KABUL,(Reuters) – Afghan President Hamid Karzai is considering reshuffling his cabinet and cutting the number of ministers, officials said on Monday, after the president inaugurated his country”s first parliament in decades.
The parliament inaugurated on Monday has the right to endorse ministers chosen by Karzai, who was voted in as Afghanistan”s first directly elected president last year.
"The reshuffle would involve several ministries, including a couple of key ministries, such as the foreign affairs," a government official told Reuters on condition of anonymity.
"The other change would be cutting down the cabinet size through mergers of ministries," he said, adding that no date had been set for the changes.
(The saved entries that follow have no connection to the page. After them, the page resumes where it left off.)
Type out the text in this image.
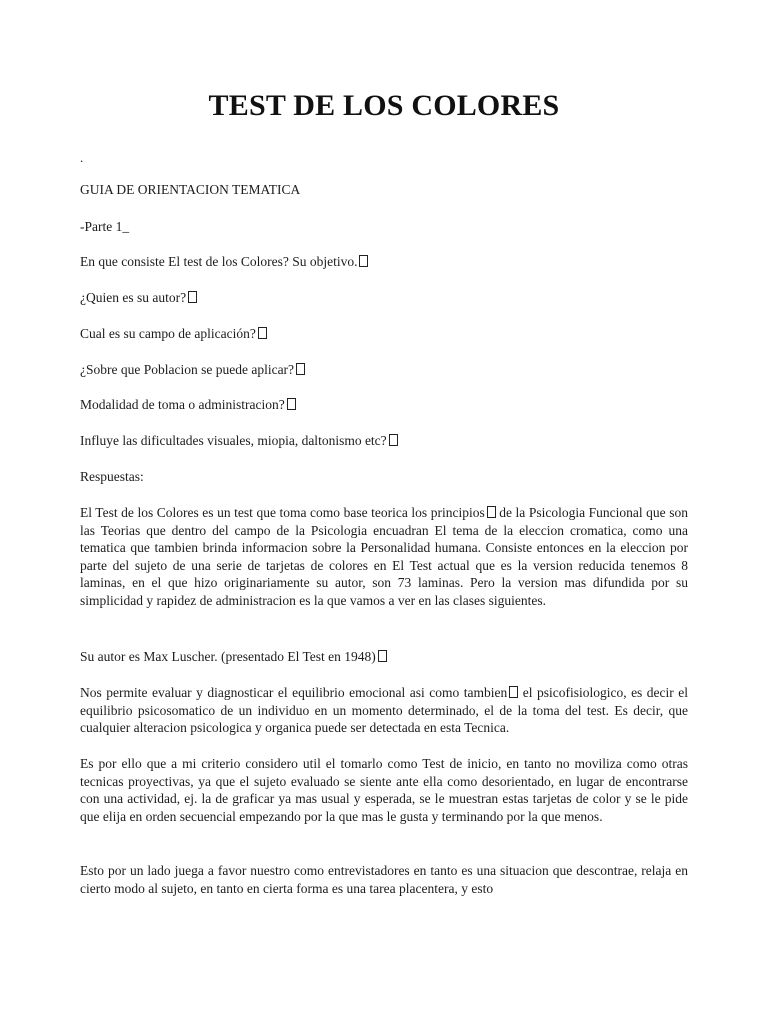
TEST DE LOS COLORES
.
GUIA DE ORIENTACION TEMATICA
-Parte 1_
En que consiste El test de los Colores? Su objetivo.
¿Quien es su autor?
Cual es su campo de aplicación?
¿Sobre que Poblacion se puede aplicar?
Modalidad de toma o administracion?
Influye las dificultades visuales, miopia, daltonismo etc?
Respuestas:

El Test de los Colores es un test que toma como base teorica los principios de la Psicologia Funcional que son las Teorias que dentro del campo de la Psicologia encuadran El tema de la eleccion cromatica, como una tematica que tambien brinda informacion sobre la Personalidad humana. Consiste entonces en la eleccion por parte del sujeto de una serie de tarjetas de colores en El Test actual que es la version reducida tenemos 8 laminas, en el que hizo originariamente su autor, son 73 laminas. Pero la version mas difundida por su simplicidad y rapidez de administracion es la que vamos a ver en las clases siguientes.

Su autor es Max Luscher. (presentado El Test en 1948)

Nos permite evaluar y diagnosticar el equilibrio emocional asi como tambien el psicofisiologico, es decir el equilibrio psicosomatico de un individuo en un momento determinado, el de la toma del test. Es decir, que cualquier alteracion psicologica y organica puede ser detectada en esta Tecnica.

Es por ello que a mi criterio considero util el tomarlo como Test de inicio, en tanto no moviliza como otras tecnicas proyectivas, ya que el sujeto evaluado se siente ante ella como desorientado, en lugar de encontrarse con una actividad, ej. la de graficar ya mas usual y esperada, se le muestran estas tarjetas de color y se le pide que elija en orden secuencial empezando por la que mas le gusta y terminando por la que menos.

Esto por un lado juega a favor nuestro como entrevistadores en tanto es una situacion que descontrae, relaja en cierto modo al sujeto, en tanto en cierta forma es una tarea placentera, y esto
Defence Minister Abdul Rahim Wardak confirmed the plan.
"Yes, there will be some changes," he told Reuters, without giving details.
Afghanistan currently has 27 ministries headed by a range of figures, including former members of military factions, technocrats and several women.
Many Afghans complain that ministers lack expertise and were picked for political reasons by Karzai in a bid to reconcile rival groups as Afghanistan emerges from decades of war.
The foreign minister”s post has been held for the past four years by Abdullah Abdullah, a medical doctor who was formerly a spokesman for Ahmad Shah Masood, the leader of the anti-Taliban North Alliance who was assassinated in 2001.
Karzai inaugurated Afghanistan”s first parliament since the 1970s on Monday.
Analysts say he could face problems convincing it to approve all his ministers given disappointment at his administration”s failure to improve people”s lives and carry out crucial reforms.
Tens of thousands of U.S.-led foreign troops and billions of dollars of aid have ensured relative stability and brought new prosperity to cities like Kabul, but most beneficiaries have been the already rich, while the poor struggle with soaring prices.
News of the planned reshuffle comes ahead of a major donors conference to be held in London at the end of January at which participants will want to hear Karzai”s plans for reconstruction and administrative reform before committing more funds.